Having been thoroughly absorbed by Joyce’s famed stream of consciousness novel, I didn’t have to think twice about picking up his compilation of short stories, The Dubliners, for the Irish leg of my reading challenge.
When I read, I often underline passages and sentences that strike a chord with me. In Joyce’s collection, the last story contained this line: “Better pass boldly into that other world, in the full glory of some passion, than fade and wither dismally with age.”
It instantly brought to mind the line from Neil Young’s song, My My Hey Hey, “it’s better to burn out than to fade away”. Kurt Cobain quoted this lyric in his suicide note, in 1994.
I wonder if he, or Young, knew of the mutual reflections that swirled through Joyce’s mind, which he penned in his short story, ironically titled The Dead.
Joyce would have to compete for the spot as my favourite Irish writer with Oscar Wilde. But they don’t really compare. Both delivered shrewd social commentary through their writing, but in distinct ways that make both of them memorable to this day.
My first Wilde encounter was with The Importance of Being Earnest; also part of my set works for varsity English; but it was only somewhat later that I fell in love with Wilde’s deliciously sharp wit. I’ve already devoured about half his work – having acquired his complete works – and luckily there is still plenty for me to enjoy.

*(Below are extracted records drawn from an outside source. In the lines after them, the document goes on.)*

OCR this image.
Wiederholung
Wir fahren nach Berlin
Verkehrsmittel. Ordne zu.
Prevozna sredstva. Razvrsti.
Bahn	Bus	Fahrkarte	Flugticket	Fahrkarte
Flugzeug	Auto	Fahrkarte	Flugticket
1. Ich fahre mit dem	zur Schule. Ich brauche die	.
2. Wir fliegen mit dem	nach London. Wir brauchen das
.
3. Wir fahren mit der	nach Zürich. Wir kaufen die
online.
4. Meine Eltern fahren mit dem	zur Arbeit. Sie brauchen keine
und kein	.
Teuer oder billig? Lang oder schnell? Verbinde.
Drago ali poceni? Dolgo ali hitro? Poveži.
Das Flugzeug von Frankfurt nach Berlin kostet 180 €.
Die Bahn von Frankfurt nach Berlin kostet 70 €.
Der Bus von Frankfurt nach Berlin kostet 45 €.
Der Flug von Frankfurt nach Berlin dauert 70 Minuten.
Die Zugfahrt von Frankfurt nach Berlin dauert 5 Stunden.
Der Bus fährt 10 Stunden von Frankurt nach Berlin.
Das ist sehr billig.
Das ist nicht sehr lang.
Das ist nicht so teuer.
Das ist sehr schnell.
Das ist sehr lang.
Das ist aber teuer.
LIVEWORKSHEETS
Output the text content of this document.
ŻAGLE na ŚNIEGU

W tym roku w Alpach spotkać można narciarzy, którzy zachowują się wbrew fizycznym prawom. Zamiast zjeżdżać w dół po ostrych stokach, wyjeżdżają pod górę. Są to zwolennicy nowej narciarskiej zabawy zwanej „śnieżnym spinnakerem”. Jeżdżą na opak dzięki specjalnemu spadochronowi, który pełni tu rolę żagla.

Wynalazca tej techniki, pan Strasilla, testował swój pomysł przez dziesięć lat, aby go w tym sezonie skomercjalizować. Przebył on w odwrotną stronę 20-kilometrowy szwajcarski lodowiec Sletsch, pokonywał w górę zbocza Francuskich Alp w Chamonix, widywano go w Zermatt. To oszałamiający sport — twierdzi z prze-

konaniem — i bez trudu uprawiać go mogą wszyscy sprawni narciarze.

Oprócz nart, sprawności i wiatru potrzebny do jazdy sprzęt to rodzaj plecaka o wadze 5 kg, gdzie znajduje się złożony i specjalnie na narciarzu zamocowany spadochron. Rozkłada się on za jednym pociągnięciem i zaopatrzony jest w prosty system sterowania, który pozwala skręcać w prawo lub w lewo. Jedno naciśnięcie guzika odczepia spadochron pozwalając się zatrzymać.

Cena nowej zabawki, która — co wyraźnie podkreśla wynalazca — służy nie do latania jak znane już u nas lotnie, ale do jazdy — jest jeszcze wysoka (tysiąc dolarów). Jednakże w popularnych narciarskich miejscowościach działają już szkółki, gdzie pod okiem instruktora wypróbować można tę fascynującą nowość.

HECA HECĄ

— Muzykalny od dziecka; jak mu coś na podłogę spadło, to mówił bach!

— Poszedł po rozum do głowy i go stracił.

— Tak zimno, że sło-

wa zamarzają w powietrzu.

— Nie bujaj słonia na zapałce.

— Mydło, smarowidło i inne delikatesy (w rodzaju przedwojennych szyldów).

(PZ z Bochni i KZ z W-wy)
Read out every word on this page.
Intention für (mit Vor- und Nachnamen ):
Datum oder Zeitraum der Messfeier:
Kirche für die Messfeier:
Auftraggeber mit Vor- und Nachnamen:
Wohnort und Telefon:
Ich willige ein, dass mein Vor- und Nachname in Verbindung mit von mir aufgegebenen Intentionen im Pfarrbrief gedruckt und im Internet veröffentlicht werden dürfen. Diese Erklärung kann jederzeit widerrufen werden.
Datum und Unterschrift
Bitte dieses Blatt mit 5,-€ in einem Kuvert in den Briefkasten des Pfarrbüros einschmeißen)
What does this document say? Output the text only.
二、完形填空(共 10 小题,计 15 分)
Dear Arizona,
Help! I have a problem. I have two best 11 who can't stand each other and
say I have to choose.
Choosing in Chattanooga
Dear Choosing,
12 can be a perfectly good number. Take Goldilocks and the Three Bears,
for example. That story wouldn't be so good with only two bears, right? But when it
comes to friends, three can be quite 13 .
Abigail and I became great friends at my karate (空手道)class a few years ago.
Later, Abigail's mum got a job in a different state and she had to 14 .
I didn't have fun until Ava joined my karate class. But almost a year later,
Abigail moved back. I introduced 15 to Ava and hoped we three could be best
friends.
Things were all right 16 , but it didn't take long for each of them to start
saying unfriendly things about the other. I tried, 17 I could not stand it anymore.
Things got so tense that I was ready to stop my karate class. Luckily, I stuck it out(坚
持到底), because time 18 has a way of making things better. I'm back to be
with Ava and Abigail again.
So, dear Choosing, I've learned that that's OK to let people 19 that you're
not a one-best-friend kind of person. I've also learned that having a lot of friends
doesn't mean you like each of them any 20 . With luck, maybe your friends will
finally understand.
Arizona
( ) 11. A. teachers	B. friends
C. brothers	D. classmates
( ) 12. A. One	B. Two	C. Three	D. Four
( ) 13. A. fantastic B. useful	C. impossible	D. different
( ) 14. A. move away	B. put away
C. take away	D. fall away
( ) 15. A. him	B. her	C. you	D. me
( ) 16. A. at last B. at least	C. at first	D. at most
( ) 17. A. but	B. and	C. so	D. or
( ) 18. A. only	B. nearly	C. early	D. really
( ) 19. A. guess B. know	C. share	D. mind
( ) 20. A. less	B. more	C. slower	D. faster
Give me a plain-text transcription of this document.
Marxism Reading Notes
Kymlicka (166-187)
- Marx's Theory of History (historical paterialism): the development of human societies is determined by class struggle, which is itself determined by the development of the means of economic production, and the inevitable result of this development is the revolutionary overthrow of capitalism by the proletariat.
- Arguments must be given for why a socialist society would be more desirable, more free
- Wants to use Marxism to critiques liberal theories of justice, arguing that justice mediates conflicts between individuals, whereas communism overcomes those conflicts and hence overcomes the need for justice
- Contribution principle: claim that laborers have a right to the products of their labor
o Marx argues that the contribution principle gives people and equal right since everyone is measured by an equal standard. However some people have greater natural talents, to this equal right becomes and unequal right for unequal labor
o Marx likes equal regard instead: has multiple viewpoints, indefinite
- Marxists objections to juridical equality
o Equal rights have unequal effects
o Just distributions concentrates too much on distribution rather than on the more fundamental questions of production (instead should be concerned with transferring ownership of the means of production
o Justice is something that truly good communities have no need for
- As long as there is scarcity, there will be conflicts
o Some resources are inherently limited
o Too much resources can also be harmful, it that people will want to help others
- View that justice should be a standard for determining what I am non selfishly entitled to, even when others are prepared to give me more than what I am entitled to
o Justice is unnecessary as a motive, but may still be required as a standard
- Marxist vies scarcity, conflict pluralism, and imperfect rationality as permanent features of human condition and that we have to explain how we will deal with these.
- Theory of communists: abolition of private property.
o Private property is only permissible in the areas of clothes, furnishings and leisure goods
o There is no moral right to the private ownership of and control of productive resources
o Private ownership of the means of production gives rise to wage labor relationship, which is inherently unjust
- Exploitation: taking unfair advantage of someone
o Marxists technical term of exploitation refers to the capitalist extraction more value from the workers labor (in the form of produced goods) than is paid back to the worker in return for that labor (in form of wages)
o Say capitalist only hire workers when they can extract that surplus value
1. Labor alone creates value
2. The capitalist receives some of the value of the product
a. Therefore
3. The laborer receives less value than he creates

George Bernard Shaw is another great. In high school we studied Pygmalion, upon which the musical My Fair Lady is based, and at varsity we contemplated Saint Joan and Major Barbara. I have always loved My Fair Lady – despite its dubious ending – and delighted in reading the part of Eliza Doolittle, in class.
That was hardly the end of my Irish literary instruction. I also read Gulliver’s Travels by Johnathan Swift in varsity. And, having studied drama, watched endless extracts from Samuel Beckett’s Waiting for Godot.
We also have the Irish to thank for the familiarity of Dracula. It was the Irishman Bram Stoker who immortalised the legend we now know so well and have watched in countless movie and TV adaptations.
With this wealth of literary treasures, I can just imagine the wonder of embarking on a literary tour of Ireland, uncovering the sights, sounds, and spaces that inspired the wit of Wilde, the macabreness of Stoker, and the streaming jumble of Joyce’s thoughts.